1. Select all flights that leave from Seattle, WA, and return the destination city names. Only return each city name once. Implement this using the `Dataset` API and writing a SQL query. This should be trivial and is intended for you to learn about the `Dataset` API. You can either use the functional form (i.e., `join(...)`, `select(...)`) or write a SQL query using `SparkSession.sql`. Check the corresponding Spark Javadoc for the parameters and return values. Save the EMR output as `q1.txt` and add it to your repo. (10 points) [Result Size: 79 rows (50 rows on the small dataset), 10 mins on EMR]

Hint: If you decide to write a SQL query, note that you can use single quotes inside your query for string literals (e.g., `'Seattle'`). Also, it does not matter what you name the output column as, since that information is not dumped to the output.

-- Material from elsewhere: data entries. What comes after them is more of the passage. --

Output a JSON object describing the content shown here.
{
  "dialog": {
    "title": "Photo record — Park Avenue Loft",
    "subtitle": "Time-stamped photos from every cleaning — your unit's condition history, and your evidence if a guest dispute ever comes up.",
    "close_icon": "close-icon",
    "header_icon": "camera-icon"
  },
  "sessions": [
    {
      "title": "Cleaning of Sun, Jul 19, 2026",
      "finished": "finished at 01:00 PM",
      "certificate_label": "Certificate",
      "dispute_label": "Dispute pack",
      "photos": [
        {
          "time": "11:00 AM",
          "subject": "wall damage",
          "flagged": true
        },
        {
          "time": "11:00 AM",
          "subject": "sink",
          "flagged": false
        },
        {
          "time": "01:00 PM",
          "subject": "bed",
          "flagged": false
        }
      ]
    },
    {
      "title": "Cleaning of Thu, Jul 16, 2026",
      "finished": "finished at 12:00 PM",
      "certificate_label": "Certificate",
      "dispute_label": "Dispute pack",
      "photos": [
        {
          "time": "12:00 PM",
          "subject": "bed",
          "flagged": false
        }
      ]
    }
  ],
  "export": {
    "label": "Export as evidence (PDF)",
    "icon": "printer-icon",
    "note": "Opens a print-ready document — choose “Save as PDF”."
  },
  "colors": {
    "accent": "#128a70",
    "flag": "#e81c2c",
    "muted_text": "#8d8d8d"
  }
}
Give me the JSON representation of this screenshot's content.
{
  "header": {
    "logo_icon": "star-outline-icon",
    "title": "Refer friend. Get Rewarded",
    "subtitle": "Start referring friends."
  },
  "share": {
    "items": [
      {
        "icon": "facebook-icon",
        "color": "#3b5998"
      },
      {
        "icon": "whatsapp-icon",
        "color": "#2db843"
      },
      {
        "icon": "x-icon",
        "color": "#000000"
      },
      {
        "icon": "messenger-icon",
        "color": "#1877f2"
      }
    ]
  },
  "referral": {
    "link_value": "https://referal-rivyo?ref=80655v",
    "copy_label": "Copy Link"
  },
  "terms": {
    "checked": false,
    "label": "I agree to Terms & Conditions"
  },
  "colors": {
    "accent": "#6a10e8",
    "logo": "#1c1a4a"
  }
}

2. Implement the same query as above, but use the `RDD` API. You can convert a `Dataset` to a `JavaRDD` by calling `javaRDD()`, which we did for you in the skeleton code. Save the EMR output as `q2.txt` and add it to your repo. (20 points) [Result Size: 79 rows (50 rows on the small dataset), 15 mins on EMR]

3. Find the number of non-cancelled flights per month that departs from each city, return the results in a RDD where the key is a pair (i.e., a `Tuple2` object), consisting of a `String` for the departing city name, and an `Integer` for the month. The value should be the number of non-cancelled flights. Save the EMR output as `q3.txt` and add it to your repo. (20 points) [Result Size: 4383 rows (281 rows on the small dataset), 17 mins on EMR]

4. Find the name of the city that is connected to the most number of other cities with direct flights. Return the result as a pair that consists of a `String` for the city name, and an `Integer` for the *total number of flights* (not cities) to the other cities. Save the EMR output as `q4.txt` and add it to your repo. (25 points) [Result Size: 1 row, 19 mins on EMR]

Hint: [check out this post](https://stackoverflow.com/questions/35389219/task-not-serializable-exception-in-spark-while-calling-javapairrdd-max) if you get a "Task Not Serializable exception in Spark" exception.

5. Compute the average delay from all departing flights for each city. Flights with NULL delay values (due to cancellation or otherwise) should not be counted. Return the results in a RDD where the key is a `String` for the city name, and the value is a `Double` for the average delay in minutes. Save the EMR output as `q5.txt` and add it to your repo. (25 points) [Result Size: 383 rows (281 rows on the small dataset), 17 mins on EMR]

Submission Instructions

Turn in your `q1.txt`, `q2.txt`, ..., `HW6.java` and any other Java files that you created.

**Important**: To remind you, in order for your answers to be added to the git repo,

you need to explicitly add each file:

```sh

$ git add HW6.java ...

```

**Again, just because your code has been committed on your local machine does not mean that it has been

submitted -- it needs to be on GitLab!**

Use the same bash script `turnIn_Hw6.sh` in the root level directory of your repository that

commits your changes, deletes any prior tag for the current lab, tags the current commit,

and pushes the branch and tag to GitLab.

If you are using Linux or Mac OSX, you should be able to run the following:

```sh

$ ./turnIn_Hw6.sh

```

Like previous assignments, make sure you check the results afterwards to make sure that your file(s) have been committed.